Exterior of the Dyson building on Battersea Bridge Road. Image © Philip Vile.
The Royal College of Arts is celebrating its 175th anniversary, a milestone that marks it out as the oldest art and design school in the world. Founded in 1837 under Prime Minister Lord Melbourne as the Government School of Design, it was created to train young people in ceramics, textiles and ornamental crafts for British manufacturing, and incorporated photography into its courses early on. But the medium didn't acquire its own department until 1968, which, as Rector Dr Paul Thompson of the college admits, "is quite late when you think where the States was at that time." Photography was also part of the School of Communication for a long time, as Professor Olivier Richon, who leads the current photography MA, points out. He studied photography at the Polytechnic of Central London under Victor Burgin in the 1970s, and says that, at that point, "it would not have occurred to me to go to the Royal College to study photography because it was all editorial."

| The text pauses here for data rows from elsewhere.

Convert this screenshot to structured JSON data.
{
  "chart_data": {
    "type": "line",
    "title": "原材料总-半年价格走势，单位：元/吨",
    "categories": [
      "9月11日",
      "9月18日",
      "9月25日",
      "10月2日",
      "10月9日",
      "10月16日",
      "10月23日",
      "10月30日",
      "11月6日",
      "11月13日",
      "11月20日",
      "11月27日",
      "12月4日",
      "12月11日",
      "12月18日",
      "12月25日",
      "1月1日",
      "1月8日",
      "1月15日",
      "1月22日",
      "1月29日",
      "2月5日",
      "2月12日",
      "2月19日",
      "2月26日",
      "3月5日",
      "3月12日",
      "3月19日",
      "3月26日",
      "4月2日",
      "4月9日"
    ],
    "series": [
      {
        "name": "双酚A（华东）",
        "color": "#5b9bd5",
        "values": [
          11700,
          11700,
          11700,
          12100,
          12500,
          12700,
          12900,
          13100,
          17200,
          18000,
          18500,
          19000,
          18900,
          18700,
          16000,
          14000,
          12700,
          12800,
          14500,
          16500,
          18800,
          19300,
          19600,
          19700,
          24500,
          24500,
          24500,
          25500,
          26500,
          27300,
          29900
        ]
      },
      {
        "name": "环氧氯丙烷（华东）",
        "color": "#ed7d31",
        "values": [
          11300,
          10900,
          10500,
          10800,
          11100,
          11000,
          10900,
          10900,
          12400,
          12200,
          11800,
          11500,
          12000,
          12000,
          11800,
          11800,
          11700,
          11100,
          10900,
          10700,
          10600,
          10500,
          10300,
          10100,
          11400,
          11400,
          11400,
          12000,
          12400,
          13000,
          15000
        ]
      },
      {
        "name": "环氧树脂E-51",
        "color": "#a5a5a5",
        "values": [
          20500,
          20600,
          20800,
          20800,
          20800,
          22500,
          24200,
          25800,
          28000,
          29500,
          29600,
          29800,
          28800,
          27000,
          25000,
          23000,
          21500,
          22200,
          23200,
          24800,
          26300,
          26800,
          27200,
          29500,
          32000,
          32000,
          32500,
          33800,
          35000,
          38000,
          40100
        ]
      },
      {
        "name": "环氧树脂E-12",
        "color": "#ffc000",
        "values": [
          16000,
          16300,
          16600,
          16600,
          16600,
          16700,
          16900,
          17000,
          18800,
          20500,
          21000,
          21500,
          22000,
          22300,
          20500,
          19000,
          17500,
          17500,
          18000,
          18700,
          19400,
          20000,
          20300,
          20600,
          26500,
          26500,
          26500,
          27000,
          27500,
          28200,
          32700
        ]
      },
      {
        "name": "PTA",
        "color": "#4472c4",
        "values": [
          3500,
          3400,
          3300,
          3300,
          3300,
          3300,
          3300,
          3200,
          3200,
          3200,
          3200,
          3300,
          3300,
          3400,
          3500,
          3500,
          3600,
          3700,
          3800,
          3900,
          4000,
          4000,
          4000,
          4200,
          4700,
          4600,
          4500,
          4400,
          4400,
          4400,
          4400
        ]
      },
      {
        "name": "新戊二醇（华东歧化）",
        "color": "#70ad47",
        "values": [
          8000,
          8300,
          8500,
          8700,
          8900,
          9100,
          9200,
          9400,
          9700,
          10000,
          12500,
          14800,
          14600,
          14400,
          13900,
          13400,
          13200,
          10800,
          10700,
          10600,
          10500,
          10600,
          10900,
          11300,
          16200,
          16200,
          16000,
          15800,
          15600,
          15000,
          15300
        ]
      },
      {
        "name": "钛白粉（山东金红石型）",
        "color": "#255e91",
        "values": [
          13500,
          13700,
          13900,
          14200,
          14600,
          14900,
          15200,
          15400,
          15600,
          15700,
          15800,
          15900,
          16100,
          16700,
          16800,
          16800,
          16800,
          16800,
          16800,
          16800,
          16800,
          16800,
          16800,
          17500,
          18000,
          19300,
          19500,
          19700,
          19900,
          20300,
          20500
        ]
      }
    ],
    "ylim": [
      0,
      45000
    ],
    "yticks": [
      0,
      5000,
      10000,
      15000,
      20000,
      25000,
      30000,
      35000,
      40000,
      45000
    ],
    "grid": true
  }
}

These days things are very different, and the RCA is generally considered to be the place to go in the UK if you're an aspiring art photographer, as the success of the graduates of its MA course attests. Richon credits this year's Deutsche Börse Photography Prize winner John Stezaker as a key figure in "setting up the Royal College as a place for art photography", even though he never taught in the department [he was in critical and historical studies in the School of Humanities from 1991-2008]. Peter Kennard, still a senior tutor in the photography department, carried on the good work, but by the time Richon took over the department in 1997, there was some way to go.
Women's Life Modeling Class, c.1905. Image © Royal College of Art Archive.
"By then photography was in the School of Fine Arts, but the students on the course were a mixed bag," he says. "We tried to do something else, to mix educational backgrounds" - fine art BAs and photography - so they could learn from one another. We don't have anything against editorial photography, it's just I don't know how to teach that - there are other institutions that do it very well. Plus, I think that at MA level for two years, people should be in their own world."
The MA is unusual in that it lasts for two years full time, which for Richon is the optimum length of time, and there is no part-time option available. But, with fees at £9000 per year for EU students and £27,000 for those from the rest of the world, he says the number of applications is down. Although the RCA lost £1m in public funding from 2010-12 (down from £14,496,000 to £13,479,000), however, it is still better off than some, attracting donations from alumni such as James Dyson, who put £5m towards a new photography and printmaking building. And, if all else fails, it has a world-class collection of art. The college sold a Francis Bacon for £8m in 2007, for example, putting the money towards an expanded campus in Battersea (where the £21m Dyson Building is located). This campus houses painting and sculpture, as well as photography and printmaking, and the ceramics and glass-making departments will soon join them.
Developed by architects Haworth Tompkins, it's a mixture of new buildings and redeveloped factories and, for Richon, it's a welcome change from the RCA's older Kensington home. "I think this area is much more creative," he says. "The architects' idea was to refer to art-making as production, and it shows - the building is not a visual statement. It's very functional." BJP
Gallery space in the Dyson building. Image © Philip Vile.